Si tratta di un avvenimento scientifico senza precedenti, perché implica la possibilità di generare in laboratorio un topo completamente sviluppato: un traguardo che rimodella la comprensione delle origini genetiche delle cellule staminali, offrendo una nuova prospettiva sui legami evolutivi tra gli animali e i loro più arcaici antenati.
La riflessione sulla multicellularità
Ma andiamo per ordine: come si legge nello studio pubblicato su Nature Communications, tutto è nato quando il dottor Alex De Mendoza della Queen Mary University di Londra ha avanzato una riflessione sull’evoluzione della multicellularità animale. De Mendoza, sottolineando quanto la multicellularità sia stata una fase fondamentale che ha plasmato tutti gli aspetti della storia della Terra, si è chiesto quanto profondi fossero i legami con quella che è stata la fase unicellulare.
Per riuscire a rispondere ai suoi quesiti De Mendoza, affiancato da un team multidisciplinare, si è messo in contatto con i ricercatori della University of Hong Kong. Il suo obiettivo? Esaminare in modo avanzatissimo alcuni geni che si trovano nei coanoflagellati, organismi unicellulari imparentati con molti di quelli che sono gli animali contemporanei.
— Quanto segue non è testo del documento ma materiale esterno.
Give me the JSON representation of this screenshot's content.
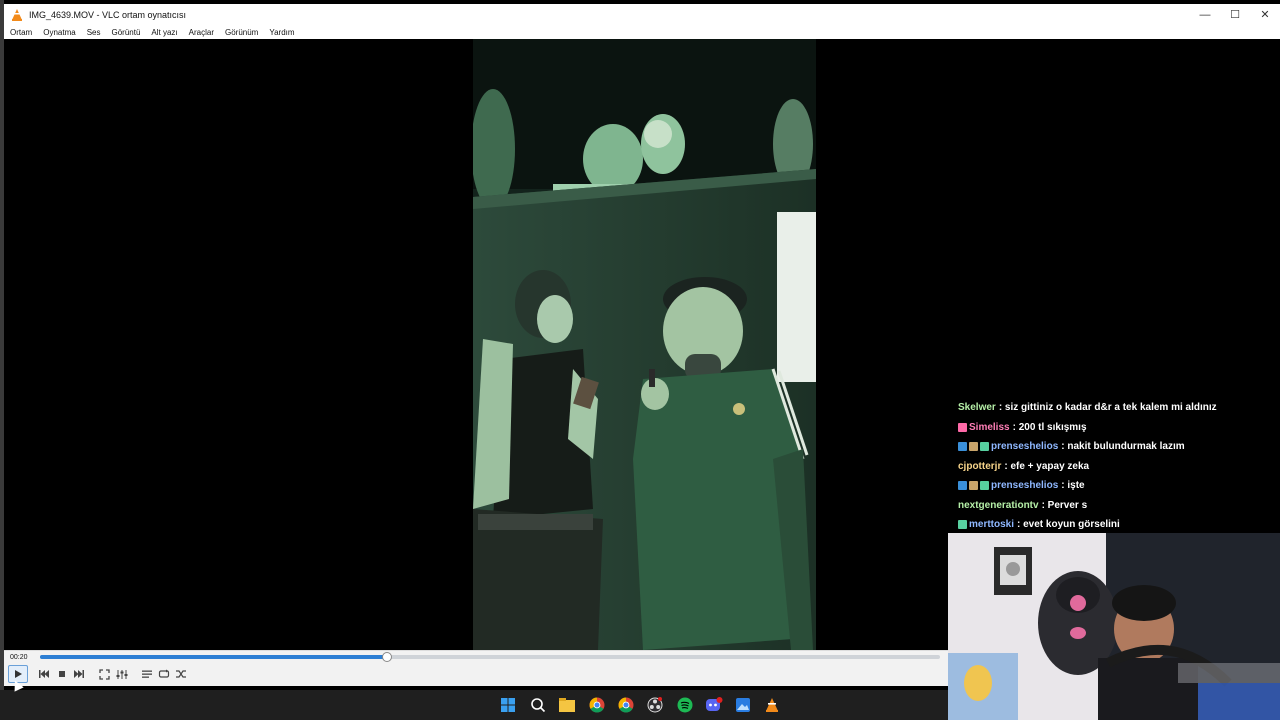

La squadra internazionale ha trovato un filo conduttore di enorme importanza: i coanoflagellati possiedono infatti delle versioni dei geni Sox e Pou, distintivi delle cellule staminali (a loro volta ritenute connesse solo alla multicellularità) e fattori chiave della pluripotenza, la capacità delle stesse staminali di svilupparsi in qualsiasi tipo di cellula.
L’esperimento
Fino ad adesso, dunque, si riteneva che i geni Sox e Pou si fossero evoluti esclusivamente all’interno degli organismi multicellulari. La scoperta del team capeggiato da De Mendoza, invece, rivela che esistevano da molto prima che sorgesse la vita multicellulare, svolgendo ruoli in processi unicellulari che sono stati poi “riutilizzati” dagli organismi complessi.
Partendo da ciò, i ricercatori hanno svolto l’esperimento pratico: hanno manipolato il gene Sox di un coanoflagellato risalente a 422 milioni di anni fa sostituendolo con una scrittura genetica identica a quella del topo. Il risultato? La sostituzione è riuscita a riprogrammare le antichissime cellule e ad attivare la pluripotenza, confermando la funzionalità dei geni più antichi.
Ma non solo: per testarne l’efficacia, il team ha poi iniettato le cellule riprogrammate in embrioni di topo in via di sviluppo. Gli animali in evoluzione hanno mostrato tratti fisici sia degli embrioni donatori sia delle cellule staminali introdotte, come macchie di pelo nere e occhi scuri. Ciò ha dimostrato che il gene Sox derivato dal coanoflagellato si è integrato perfettamente nello sviluppo dell’animale.
L’impatto della scoperta
La scoperta ha un impatto enorme: non solo riscrive la biologia evolutiva evidenziando come l’evoluzione riutilizzi strumenti genetici esistenti, trasformandoli in motori di innovazione, ma potrebbe rivoluzionare la medicina rigenerativa.
Comprendere come i geni antichi permettano la pluripotenza, infatti, offre nuovi percorsi per perfezionare le terapie con cellule staminali e migliorare le tecniche di riprogrammazione cellulare.